By the time I got across Lake Shore Drive there were five Crows following me around. I had a feeling they had been waiting for me. As I had been waiting to see them. Either they had heard my thoughts about coming downtown, resonating as I filled the plastic bag with peanuts before I left, or perhaps they had just been reminiscing about The Peanut Lady during one of their roosts … or most likely, due to the boredom of winter, there was nothing else to attract their attention, like a raptor or spring.

I really didn’t see many more birds besides the Crows. There were gulls out on the ice, and Canada Geese, but the lake was frozen making it useless for diving ducks.

The lakefront trail was populated well enough with runners and walkers. I don’t remember taking the photo below as I usually try to avoid photographing people, but I was amused when I found it later.

There was a lot of ice!

Except for the Ring-billed Gull below, I stuck to photographing the Crows who are natural hams in front of the camera.

When I got to the boathouse, the Crows that had been following me around seemed a bit hesitant. It turned out that this was nearing the end of their territory and they didn’t want to share me with the Crows that were closer to the Columbia Yacht Club. I did briefly encounter a couple of the more northerly Crows on the way back. They appeared to be eating some grapes.

But I really have nothing more to offer than a lot of Crow pictures, to make up for all the Crow Posts that I have not been able to produce over the last two years. Although I now intend to visit the lakefront at least once a month and more than likely I will be visiting with Crows, as the days get longer and warmer there should be more of a variety of species.

I walked back through Maggie Daley and Millennium Park and came to about 20 Crows sitting on top of the modern wing of the Art Institute. They all started cawing loudly. Of course I had to leave them a few peanuts. But it was just really fun to receive such an enthusiastic welcome.
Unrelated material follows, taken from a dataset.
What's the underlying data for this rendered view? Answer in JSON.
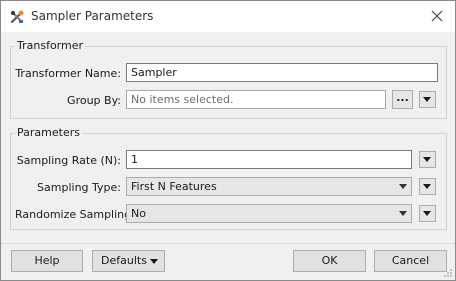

Here are a few more of the Crows in the snow and ice. February’s visit might not look all that different but we shall see.

Gazing across the ice toward the Adler Planetarium

This part of the lakefront trail is safe, but there are closures farther north due to ice and waves. As it turned out, the most threatened I felt yesterday had nothing to do with my expedition, but instead was when a driver on my left cut right in front of me from behind, with only a few feet to spare, when there was no other traffic – baffling, as if he or she never saw me to begin with – and this was on the way home about half a mile from my house. Luckily I have brakes and a horn which work, the latter of which I rarely use. I think driving has become more precarious altogether in the last couple of years – perhaps due to the Great Collective Distraction: ____________. Don’t ask which one I’m referring to, you can fill in the blank as needed.

Finally, Pine Siskins

After reading about the irruption of Pine Siskins for weeks, I kept wondering how I could have possibly missed seeing them. The species showed up in my yard for the first time in January of this year and I fondly remembered their cheery presence. I thought I might have seen one or two last week but I couldn’t be sure, and had to discount it as wishful thinking. Then last Sunday morning as I stood on the back porch, there they were. Only two of them, but they were all I needed to restore my faith in something. They didn’t stay long. Maybe they were playing hooky from some large flock somewhere.

The House Sparrows outnumber everybody else, of course.

Last Saturday was the first time I dared go out with my usual camera setup. The camera weighs two pounds and the lens is another three and a half. It doesn’t sound like a lot of weight but it’s dense and massive. Then there’s the issue of adjusting the focus with my left hand. My fingers are still slightly swollen and stiff, and I can’t maneuver entirely without pain. But I am in the painful stage of physical therapy now so I may as well enjoy my suffering and take pictures.

I had come to see if there were Sandhill Cranes – and there were, a few – but the skies were dominated by Canada Geese. Unfortunately the owners of the surrounding farms were hunting them. I didn’t see any fall from the sky but I wasn’t looking either, it was bad enough to hear the gunshots. Something else to think about when I visit this place in the fall.